Within some months their plight began to awaken considerable sympathy, and that sympathy gradually found expression in the theaters and newspapers. The next development was a movement to secure restoration, at least in part, of patrimony and station. Then a mild but symptomatic storm burst on their heads. The sequestered estates, ecclesiastical and secular, were now in new hands, and as order followed anarchy their values to the republicans who had acquired them were steadily increasing. Any attempt to dislodge thepossessors would have meant the overthrow of Bonaparte's still insecure power. So he treated the suppliants with contemptuous disdain. What he had done was done. They were home once more and might remain, if subservient: otherwise their existence was their own affair. In the perspective of St. Helena he thought he had erred; that he might have assembled all the considerable estates still in state ownership and have distributed them in bits to former proprietors.
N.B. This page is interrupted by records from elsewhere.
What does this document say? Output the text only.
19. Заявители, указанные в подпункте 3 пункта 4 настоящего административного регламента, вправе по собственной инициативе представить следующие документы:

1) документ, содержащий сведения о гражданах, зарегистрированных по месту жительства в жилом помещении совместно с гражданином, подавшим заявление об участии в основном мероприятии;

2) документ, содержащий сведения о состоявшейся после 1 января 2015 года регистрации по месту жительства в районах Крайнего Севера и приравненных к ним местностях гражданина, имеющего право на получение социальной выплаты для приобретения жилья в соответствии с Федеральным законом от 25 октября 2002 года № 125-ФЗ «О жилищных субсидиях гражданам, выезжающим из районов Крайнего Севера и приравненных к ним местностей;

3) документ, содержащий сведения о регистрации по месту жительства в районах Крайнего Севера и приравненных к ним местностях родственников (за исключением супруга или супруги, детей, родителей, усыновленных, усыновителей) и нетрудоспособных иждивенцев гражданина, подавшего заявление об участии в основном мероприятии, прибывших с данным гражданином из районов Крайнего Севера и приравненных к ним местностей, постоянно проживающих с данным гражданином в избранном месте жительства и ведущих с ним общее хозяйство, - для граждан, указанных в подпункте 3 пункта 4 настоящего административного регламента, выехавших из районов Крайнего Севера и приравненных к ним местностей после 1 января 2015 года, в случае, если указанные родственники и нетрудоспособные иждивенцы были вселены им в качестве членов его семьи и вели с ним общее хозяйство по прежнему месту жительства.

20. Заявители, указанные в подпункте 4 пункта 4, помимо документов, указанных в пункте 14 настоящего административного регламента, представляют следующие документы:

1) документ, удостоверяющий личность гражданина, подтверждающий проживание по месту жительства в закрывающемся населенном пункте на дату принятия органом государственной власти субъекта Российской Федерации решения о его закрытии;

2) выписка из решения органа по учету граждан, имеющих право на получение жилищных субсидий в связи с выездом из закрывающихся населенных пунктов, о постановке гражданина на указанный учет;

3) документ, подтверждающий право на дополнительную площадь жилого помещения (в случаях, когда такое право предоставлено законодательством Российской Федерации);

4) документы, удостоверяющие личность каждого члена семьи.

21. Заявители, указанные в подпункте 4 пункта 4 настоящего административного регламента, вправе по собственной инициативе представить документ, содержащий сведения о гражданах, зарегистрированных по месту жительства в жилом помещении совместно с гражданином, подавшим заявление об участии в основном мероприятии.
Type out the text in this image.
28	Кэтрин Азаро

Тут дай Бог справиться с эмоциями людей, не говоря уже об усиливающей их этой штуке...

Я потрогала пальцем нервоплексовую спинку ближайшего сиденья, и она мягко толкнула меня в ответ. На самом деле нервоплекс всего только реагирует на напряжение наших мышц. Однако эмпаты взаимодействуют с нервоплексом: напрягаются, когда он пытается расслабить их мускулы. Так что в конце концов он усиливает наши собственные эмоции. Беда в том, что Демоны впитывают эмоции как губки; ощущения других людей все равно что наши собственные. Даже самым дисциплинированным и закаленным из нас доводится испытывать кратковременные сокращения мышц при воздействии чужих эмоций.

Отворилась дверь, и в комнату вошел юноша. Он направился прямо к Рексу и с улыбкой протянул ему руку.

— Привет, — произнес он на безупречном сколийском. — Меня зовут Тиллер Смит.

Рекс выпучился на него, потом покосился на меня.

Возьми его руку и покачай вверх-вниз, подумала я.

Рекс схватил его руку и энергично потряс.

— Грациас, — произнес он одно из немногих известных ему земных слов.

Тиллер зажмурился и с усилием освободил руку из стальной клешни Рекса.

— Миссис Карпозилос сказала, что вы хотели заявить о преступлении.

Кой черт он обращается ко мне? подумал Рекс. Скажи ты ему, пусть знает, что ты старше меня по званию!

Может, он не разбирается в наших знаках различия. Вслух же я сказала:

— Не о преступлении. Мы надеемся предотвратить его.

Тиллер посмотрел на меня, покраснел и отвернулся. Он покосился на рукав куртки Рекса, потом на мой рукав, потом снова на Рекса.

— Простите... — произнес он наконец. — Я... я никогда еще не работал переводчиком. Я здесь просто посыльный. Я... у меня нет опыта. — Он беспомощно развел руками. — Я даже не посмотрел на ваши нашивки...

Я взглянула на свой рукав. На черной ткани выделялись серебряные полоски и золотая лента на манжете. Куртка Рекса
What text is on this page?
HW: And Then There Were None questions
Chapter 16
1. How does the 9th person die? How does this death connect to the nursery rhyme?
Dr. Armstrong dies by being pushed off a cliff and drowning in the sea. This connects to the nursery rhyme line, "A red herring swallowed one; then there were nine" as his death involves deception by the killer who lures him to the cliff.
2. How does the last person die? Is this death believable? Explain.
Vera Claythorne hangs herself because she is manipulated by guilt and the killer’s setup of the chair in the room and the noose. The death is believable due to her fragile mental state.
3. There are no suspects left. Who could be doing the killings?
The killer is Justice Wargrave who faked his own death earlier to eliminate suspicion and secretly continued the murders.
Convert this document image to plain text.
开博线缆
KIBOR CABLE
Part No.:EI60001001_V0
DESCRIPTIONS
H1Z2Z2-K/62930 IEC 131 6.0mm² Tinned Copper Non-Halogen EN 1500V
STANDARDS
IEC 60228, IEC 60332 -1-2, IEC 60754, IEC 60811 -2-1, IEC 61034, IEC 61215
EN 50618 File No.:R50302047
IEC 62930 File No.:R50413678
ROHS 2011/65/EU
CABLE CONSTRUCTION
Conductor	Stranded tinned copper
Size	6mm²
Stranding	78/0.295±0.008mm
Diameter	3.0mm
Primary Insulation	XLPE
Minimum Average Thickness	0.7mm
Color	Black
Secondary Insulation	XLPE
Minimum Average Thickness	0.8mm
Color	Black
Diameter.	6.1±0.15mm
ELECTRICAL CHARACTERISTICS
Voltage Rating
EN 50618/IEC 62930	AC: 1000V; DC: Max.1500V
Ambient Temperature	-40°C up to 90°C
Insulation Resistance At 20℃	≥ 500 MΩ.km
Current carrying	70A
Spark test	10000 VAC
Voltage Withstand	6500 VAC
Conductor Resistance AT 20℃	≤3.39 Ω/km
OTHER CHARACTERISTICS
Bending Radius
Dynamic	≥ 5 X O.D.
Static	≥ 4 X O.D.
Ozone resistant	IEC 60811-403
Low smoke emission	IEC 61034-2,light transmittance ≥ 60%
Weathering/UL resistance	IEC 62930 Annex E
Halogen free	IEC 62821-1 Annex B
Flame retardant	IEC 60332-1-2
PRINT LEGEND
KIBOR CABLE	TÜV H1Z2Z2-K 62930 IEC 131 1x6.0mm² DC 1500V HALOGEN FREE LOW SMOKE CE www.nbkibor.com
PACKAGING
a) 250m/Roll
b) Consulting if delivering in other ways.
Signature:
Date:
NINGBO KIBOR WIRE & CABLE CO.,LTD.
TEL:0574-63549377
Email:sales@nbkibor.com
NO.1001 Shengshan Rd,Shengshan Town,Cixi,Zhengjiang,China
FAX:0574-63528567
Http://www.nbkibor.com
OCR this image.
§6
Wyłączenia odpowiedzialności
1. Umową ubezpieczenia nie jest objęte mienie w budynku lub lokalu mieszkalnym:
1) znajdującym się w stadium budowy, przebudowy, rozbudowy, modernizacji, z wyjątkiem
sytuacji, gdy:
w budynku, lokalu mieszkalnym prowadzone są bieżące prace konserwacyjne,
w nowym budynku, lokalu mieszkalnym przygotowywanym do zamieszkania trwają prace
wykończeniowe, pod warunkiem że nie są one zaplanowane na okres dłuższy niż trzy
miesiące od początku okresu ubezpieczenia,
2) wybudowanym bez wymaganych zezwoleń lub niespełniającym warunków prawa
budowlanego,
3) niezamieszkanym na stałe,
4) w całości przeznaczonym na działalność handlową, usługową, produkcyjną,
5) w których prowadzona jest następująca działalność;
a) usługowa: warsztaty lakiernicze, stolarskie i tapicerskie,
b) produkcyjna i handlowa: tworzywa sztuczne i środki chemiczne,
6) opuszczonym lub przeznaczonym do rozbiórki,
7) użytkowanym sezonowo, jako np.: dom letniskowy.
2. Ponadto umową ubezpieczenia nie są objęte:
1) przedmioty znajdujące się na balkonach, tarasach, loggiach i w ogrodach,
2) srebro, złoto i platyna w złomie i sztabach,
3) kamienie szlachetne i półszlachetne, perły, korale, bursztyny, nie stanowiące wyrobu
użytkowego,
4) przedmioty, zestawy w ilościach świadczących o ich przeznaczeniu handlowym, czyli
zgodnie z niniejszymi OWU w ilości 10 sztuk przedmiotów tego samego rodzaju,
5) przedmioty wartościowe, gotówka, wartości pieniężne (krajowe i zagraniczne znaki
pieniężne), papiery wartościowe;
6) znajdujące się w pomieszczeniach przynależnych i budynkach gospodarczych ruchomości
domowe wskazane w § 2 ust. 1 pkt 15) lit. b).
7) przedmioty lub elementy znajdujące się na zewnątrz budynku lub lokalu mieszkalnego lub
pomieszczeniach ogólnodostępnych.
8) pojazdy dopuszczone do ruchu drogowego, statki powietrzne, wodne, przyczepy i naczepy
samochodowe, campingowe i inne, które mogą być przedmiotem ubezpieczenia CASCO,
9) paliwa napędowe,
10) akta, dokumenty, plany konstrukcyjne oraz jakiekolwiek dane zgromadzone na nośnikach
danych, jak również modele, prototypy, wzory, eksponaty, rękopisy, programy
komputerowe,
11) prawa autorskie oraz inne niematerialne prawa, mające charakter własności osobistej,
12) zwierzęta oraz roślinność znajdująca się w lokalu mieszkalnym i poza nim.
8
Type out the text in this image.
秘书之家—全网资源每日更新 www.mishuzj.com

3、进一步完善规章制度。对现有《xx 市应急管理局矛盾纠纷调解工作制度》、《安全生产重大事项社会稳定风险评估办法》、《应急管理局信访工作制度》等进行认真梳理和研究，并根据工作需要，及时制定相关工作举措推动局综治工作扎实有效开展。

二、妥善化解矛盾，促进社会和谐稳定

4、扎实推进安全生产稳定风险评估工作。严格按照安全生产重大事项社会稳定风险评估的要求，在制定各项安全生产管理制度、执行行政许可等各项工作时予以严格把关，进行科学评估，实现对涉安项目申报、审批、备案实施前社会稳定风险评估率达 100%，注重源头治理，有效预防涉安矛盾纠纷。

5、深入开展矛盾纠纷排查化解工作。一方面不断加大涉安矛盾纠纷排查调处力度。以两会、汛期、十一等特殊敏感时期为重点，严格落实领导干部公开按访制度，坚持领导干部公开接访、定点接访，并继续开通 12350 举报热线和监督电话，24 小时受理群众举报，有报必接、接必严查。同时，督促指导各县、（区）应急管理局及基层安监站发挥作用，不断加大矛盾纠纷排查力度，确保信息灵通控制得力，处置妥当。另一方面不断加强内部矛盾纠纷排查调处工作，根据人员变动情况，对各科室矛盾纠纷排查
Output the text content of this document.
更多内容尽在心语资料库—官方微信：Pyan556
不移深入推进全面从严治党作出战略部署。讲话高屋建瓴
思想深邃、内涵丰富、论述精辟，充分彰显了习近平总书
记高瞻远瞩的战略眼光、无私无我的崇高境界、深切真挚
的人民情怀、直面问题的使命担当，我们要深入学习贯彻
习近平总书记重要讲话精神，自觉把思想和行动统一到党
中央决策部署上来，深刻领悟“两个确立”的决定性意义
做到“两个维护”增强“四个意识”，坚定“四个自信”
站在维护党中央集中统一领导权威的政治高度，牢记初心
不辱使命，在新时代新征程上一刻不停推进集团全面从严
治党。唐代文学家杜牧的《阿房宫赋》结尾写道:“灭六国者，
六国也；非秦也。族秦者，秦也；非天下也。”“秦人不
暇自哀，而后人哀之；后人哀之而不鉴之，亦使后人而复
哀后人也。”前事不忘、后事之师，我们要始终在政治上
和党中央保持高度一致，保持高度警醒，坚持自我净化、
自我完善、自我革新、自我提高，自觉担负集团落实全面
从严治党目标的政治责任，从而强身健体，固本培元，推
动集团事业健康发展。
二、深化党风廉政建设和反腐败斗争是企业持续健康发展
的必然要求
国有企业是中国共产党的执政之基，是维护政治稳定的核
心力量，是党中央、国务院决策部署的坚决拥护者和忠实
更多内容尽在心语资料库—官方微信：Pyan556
Possibly and yet improbably he might have conciliated a large constituency of the social and ecclesiastical hierarchy for use in the empire. In this thought the history of France has measurably justified his regrets. But in fact he put the old stock of the nobility in a place far below the middle and upper burghers who rallied to his support. It was a choice of enemies, and he chose radicals and royalists. They accepted the challenge and met the fate of conspirators.